その感覚を信じた母と娘が、世界最大級の発見を成し遂げました。
舞台は、オーストラリア沖に広がる
グレートバリアリーフ。
地球上で最大の生きた構造物ともいわれるこの海域で、これまで確認された中で世界最大のサンゴ群体が発見されたのです。
■ 発見者は“市民科学者”
今回の発見は、研究機関の大型調査ではありません。
自然保護団体
シチズンズ・オブ・ザ・リーフ
による「グレート・リーフ・センサス」という、市民科学者の参加を促すプロジェクトの一環でした。
発見したのは、
* 海洋オペレーションコーディネーターのソフィー・カルコウスキー・ポープさん
* 経験豊富なダイバーで水中写真家の母、ジャン・ポープさん
親子ダイバーです。
■ サッカー場サイズのサンゴ
そのサンゴ群体は――
* 全長 約111メートル
* 面積 約3,973平方メートル
* 形はアルファベットの「J」型
端から端まで泳ぐだけで、**3分間の動画が必要**だったといいます。
水中での手動計測に加え、水面上からの高解像度撮影も実施。
そのデータは3Dモデル化され、今後のモニタリングに活用される予定です。
■ なぜここまで巨大に?
発見地点は潮流が強い一方、熱帯低気圧の影響は比較的少ないエリア。
科学者たちは、こうした環境条件が巨大化に関係している可能性を調査しています。
場所は保護のため非公開。
“見つけたからこそ守る”という姿勢が徹底されています。
■ その裏で進む「白化」の現実
一方で、グレートバリアリーフは近年、深刻な白化現象に見舞われています。
2023年以降の記録的な海水温上昇により、世界のサンゴ礁の8割以上が影響を受けたとされています。

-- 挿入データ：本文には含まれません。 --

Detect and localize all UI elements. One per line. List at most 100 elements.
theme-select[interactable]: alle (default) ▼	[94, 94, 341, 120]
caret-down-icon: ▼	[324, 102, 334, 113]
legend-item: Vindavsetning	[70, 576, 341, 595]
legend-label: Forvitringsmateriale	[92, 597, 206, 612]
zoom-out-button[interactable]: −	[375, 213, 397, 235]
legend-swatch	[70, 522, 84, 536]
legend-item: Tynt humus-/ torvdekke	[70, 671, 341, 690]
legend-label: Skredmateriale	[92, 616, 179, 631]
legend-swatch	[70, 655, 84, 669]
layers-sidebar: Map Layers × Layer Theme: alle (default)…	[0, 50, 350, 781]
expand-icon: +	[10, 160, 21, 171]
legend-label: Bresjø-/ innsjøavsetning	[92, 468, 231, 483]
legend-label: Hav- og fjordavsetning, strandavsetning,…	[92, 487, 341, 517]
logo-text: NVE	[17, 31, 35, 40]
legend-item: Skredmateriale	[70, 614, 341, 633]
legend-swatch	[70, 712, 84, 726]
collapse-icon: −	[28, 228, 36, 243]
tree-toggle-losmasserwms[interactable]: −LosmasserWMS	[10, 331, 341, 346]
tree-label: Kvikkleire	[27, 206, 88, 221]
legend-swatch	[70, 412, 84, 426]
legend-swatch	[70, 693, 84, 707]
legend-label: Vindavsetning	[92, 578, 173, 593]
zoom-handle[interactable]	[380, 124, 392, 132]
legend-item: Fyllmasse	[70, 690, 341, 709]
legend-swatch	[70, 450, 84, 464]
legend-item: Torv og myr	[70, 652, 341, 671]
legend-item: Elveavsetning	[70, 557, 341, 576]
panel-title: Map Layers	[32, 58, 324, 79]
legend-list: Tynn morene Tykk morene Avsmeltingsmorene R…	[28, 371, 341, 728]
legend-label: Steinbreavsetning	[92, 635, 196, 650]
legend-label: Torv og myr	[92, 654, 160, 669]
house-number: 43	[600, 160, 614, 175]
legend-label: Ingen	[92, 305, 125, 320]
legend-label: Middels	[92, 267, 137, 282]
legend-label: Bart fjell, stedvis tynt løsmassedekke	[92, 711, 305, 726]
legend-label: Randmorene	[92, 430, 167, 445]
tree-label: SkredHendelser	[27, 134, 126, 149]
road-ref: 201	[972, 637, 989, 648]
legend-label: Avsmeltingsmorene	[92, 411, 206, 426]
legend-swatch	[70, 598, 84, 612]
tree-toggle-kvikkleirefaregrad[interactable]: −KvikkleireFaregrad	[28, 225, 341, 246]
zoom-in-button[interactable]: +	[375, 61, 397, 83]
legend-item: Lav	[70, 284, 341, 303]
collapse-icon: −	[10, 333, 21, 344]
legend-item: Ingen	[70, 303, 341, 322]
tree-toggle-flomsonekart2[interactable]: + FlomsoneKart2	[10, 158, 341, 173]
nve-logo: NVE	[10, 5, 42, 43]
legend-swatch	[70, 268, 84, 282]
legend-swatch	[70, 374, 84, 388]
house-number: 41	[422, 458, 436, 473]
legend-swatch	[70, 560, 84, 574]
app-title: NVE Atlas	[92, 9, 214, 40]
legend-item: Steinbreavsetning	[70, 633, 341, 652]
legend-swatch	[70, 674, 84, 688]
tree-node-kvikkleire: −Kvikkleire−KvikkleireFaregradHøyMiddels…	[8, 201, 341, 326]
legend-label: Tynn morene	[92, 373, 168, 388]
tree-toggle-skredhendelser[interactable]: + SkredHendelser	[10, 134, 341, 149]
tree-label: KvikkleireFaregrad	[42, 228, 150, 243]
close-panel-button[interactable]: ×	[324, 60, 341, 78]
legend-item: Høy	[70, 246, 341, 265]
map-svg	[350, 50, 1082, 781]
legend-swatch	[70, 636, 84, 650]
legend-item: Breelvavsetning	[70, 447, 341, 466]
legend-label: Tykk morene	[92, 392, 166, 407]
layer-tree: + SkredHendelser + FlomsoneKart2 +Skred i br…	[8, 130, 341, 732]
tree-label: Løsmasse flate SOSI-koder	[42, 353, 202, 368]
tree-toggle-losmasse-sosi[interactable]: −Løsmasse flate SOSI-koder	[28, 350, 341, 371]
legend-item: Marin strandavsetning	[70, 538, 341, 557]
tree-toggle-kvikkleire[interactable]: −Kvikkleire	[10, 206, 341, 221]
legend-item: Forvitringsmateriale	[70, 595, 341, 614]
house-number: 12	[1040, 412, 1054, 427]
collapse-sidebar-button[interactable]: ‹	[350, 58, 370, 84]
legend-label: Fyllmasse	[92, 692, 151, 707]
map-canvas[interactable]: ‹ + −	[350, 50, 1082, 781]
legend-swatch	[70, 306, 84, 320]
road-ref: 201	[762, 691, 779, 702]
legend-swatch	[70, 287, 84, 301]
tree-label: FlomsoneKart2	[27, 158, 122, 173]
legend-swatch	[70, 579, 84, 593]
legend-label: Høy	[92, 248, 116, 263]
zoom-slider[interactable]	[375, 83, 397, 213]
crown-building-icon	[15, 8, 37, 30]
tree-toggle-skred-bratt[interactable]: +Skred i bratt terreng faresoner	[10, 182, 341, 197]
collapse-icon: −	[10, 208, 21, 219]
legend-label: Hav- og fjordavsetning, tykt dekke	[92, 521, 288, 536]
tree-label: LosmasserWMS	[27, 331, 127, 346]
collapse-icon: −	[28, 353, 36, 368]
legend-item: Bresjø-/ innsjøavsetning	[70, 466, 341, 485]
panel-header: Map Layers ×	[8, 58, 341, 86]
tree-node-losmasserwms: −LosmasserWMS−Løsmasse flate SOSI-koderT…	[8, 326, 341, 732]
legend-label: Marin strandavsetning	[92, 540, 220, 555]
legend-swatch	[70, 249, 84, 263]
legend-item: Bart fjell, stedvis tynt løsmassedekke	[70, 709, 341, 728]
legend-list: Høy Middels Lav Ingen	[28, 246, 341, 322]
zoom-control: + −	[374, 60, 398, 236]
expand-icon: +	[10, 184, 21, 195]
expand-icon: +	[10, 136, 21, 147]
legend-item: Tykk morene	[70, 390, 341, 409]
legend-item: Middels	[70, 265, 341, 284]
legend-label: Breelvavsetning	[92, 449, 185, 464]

白化は、サンゴが共生する藻類を失うことで起き、長引けば死滅にもつながります。
色とりどりだった海が、白く変わる――。
それは静かな危機です。
■ 小さな目が、未来を守る
今回の発見は、専門研究者だけでなく、
“海を愛する市民”が科学に貢献できることを示しました。
母が感じた違和感。
娘が信じた直感。
それが、世界最大級の記録につながったのです。
海は今、危機に直面しています。
それでもなお、こんな希望のニュースも生まれています。
巨大なサンゴは、何十年、何百年とかけて育った命の積み重ね。
その存在は、私たちに問いかけています。
「あなたは、この海をどう守りますか?」
壮大な自然と、それを見つけた親子の物語。
未来を照らすのは、専門家だけでなく、私たち一人ひとりのまなざしなのかもしれません。